En l’absence d’autres clientèles à fort pouvoir d’achat, les touristes du Golfe ont soutenu l’hôtellerie de luxe en France cet été. Une clientèle exigeante mais très dépensière, que les destinations du monde entier tentent d’attirer.

Le Monde – Christophe Thomas, directeur général du Royal Monceau, sait ce qu’il doit au Qatar. Son salaire, puisque le propriétaire du palace parisien est un groupe qatari ; la notoriété de son hôtel, dont le nom fut prononcé dans le monde entier quand Lionel Messi, recrue du Paris-Saint-Germain (PSG), y salua les caméras depuis sa suite ; mais aussi ses clients plus ordinaires.

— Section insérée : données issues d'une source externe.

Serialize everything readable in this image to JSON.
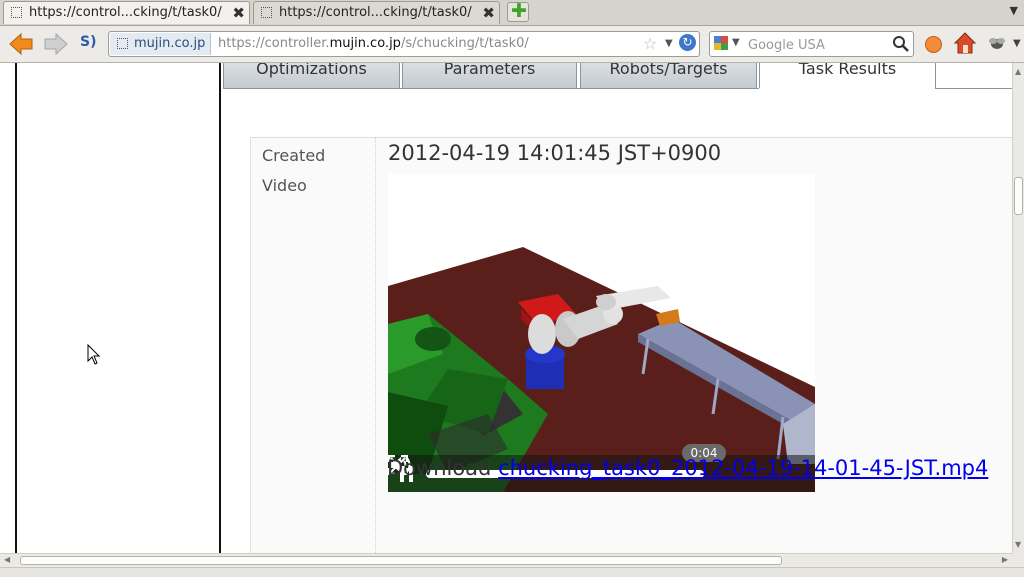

Cet été, le Royal Monceau Raffles a rempli la majorité de ses chambres avec des touristes du Moyen-Orient, le plus souvent en provenance des six pays du Conseil de coopération du Golfe (Arabie saoudite, Qatar, Emirats arabes unis, Bahreïn, Oman, Koweït). « Ce fut une dominante très appréciable après cette période difficile, concède Christophe Thomas, arrivé à la tête du palace parisien le 1er mars 2020, et qui a donc vu son hôtel plus souvent fermé qu’ouvert. On a retrouvé un taux d’occupation similaire à celui de 2019 en août. Et pour l’instant, la clientèle du Moyen-Orient est toujours là. »

 

Le luxe parisien lui doit son salut, car ses autres fidèles restent désespérément absents. Entre les pays ayant privilégié les vaccins russes ou chinois, non reconnus en France, ceux déconseillant les voyages vers le Vieux Continent et ceux où la vaccination est balbutiante, les clientèles étrangères les plus dépensières − Chinois, Japonais, Américains, Brésiliens ou Australiens − ont peu visité Paris.

Le Moyen-Orient a fait exception, les pétromonarchies ayant autorisé leurs concitoyens à voyager de nouveau durant l’été, leur saison haute, quand les températures locales deviennent irrespirables. Quant aux obstacles pour accéder à des destinations rivales − Royaume-Uni, Etats-Unis, Turquie −, ils ont favorisé Paris et la Côte d’Azur.

Dans l’ensemble des palaces parisiens, le Golfe a représenté environ un visiteur sur quatre, selon Christophe Laure, de l’UMIH Prestige, la branche palaces de l’organisation patronale de l’hôtellerie. Cela n’a bien sûr pas sauvé tous les établissements de luxe, où le taux d’occupation moyen n’a pas dépassé 50 %.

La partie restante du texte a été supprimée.